5. Des leviers de transformation pour les deux pays
Face à cette situation à la fois critique et riche en potentialités, l’Espagne et le Maroc disposent de cinq leviers stratégiques pour bâtir ensemble un avenir énergétique durable et intégré :
5.1. Accroître la flexibilité du réseau
Il s’agit de développer massivement des capacités de stockage : batteries de nouvelle génération, stations de pompage-turbinage (STEP), et dispositifs de pilotage intelligent de la consommation. L’intégration d’algorithmes d’intelligence artificielle dans la supervision du réseau permettra de prédire et d’amortir les déséquilibres en temps réel.
5.2. Promouvoir l’efficacité énergétique
Réduire durablement la demande énergétique implique une rénovation ambitieuse des bâtiments, une lutte active contre les pertes énergétiques et une incitation forte à la sobriété. Une tarification sociale équitable doit accompagner cette transition pour protéger les ménages les plus vulnérables.
5.3. Stimuler l’innovation industrielle
Les industries électro-intensives doivent être accompagnées dans leur mutation vers des modèles bas carbone. Cela passe par la récupération de chaleur, l’intégration de production locale d’énergie, et la promotion du modèle du "prosommateur", à la fois producteur et consommateur.
5.4. Renforcer la coopération régionale
Un marché intégré de l’électricité à l’échelle euro-méditerranéenne permettrait d’optimiser les complémentarités, de mutualiser les risques et de sécuriser l’approvisionnement. Cela suppose une harmonisation progressive des régulations, des normes et des mécanismes de compensation.
5.5. Garantir une transition juste
La justice énergétique ne doit pas être une conséquence, mais un pilier de la transition. Les politiques tarifaires doivent à la fois encourager les comportements vertueux et amortir les effets sociaux des hausses de prix.
6. Pour le Maroc : une double opportunité stratégique
La situation espagnole constitue pour le Maroc une source d’enseignement précieuse. Elle permet d’anticiper les écueils d’un système en mutation rapide, et d’adapter en amont les cadres techniques et réglementaires. Mais elle ouvre aussi une opportunité d’affirmation géopolitique.

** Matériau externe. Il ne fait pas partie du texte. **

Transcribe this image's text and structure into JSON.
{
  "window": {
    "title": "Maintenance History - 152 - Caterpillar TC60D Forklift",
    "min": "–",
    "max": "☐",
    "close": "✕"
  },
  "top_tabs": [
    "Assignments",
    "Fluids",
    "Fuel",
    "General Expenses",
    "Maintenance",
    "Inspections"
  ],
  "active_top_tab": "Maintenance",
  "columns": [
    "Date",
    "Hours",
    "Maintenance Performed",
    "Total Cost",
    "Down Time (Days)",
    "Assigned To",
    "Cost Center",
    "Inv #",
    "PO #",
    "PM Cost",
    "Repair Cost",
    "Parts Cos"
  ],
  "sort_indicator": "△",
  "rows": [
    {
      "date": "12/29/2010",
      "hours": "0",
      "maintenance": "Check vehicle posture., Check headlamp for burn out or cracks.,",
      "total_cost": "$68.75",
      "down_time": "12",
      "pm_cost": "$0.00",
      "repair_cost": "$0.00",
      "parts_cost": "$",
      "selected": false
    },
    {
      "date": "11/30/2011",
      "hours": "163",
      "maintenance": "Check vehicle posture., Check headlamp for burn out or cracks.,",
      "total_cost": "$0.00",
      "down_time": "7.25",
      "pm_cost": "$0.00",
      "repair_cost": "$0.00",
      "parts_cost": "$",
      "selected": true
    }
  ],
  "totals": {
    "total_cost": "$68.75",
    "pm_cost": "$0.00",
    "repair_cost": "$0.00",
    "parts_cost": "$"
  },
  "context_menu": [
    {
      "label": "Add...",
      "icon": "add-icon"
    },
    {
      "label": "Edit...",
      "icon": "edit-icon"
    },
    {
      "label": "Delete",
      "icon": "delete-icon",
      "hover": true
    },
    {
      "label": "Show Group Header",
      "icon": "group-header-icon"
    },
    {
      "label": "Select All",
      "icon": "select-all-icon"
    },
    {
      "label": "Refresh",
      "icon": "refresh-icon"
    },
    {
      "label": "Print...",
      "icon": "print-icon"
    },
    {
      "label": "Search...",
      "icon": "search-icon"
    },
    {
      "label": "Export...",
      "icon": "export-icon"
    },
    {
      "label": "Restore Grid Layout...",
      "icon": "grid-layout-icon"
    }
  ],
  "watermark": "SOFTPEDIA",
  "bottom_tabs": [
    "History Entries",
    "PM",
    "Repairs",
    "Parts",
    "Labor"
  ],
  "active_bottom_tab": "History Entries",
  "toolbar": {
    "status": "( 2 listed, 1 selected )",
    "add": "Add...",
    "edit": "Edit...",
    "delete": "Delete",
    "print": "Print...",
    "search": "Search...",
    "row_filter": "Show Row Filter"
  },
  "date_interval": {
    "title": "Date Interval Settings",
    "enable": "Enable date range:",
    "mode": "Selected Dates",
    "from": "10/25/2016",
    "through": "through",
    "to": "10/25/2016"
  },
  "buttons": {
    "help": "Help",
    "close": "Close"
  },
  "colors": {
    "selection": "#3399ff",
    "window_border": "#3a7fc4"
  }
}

Doté d’un mix énergétique diversifié (solaire, éolien, hydraulique), de projets emblématiques (centrales Noor), d’une gouvernance énergétique en structuration, et d’ambitions continentales (notamment à travers l’Initiative Atlantique), le Maroc peut se positionner comme un fournisseur de flexibilité, un pôle de stabilité, et un vecteur de convergence régionale.
Cette posture, à la croisée du technique et du diplomatique, doit être consolidée et projetée comme un modèle de transition réussie dans le sud global.
L’investissement accru dans la formation technique et la recherche collaborative renforcera la compétitivité et l’attractivité du Maroc dans ce secteur stratégique.
7. Conclusion : dépasser la crise, bâtir une vision commune
Ce que vit l’Espagne aujourd’hui ne peut être réduit à une crise conjoncturelle. Il s’agit d’un tournant historique, d’un point d’inflexion révélateur des vulnérabilités mais aussi porteur d’une dynamique de réinvention.
Ce moment charnière appelle une réponse à la hauteur des enjeux : structurée, collective et prospective. Il s’agit non seulement de gérer l’urgence, mais surtout de construire un avenir énergétique pérenne, intelligent, équitable et souverain.
Dans cette perspective, le Maroc, fort de ses atouts géostratégiques, de sa stratégie de transition maîtrisée et de sa fiabilité régionale, a un rôle majeur à jouer. En coopérant étroitement avec l’Espagne, il peut contribuer à écrire une nouvelle page de l’intégration énergétique euro‑méditerranéenne, fondée sur l’interdépendance assumée, la confiance partagée et l’innovation solidaire.
L’Espagne alerte, le Maroc anticipe, ensemble ils peuvent transformer une crise en opportunité et ouvrir la voie à une nouvelle ère énergétique pour la région.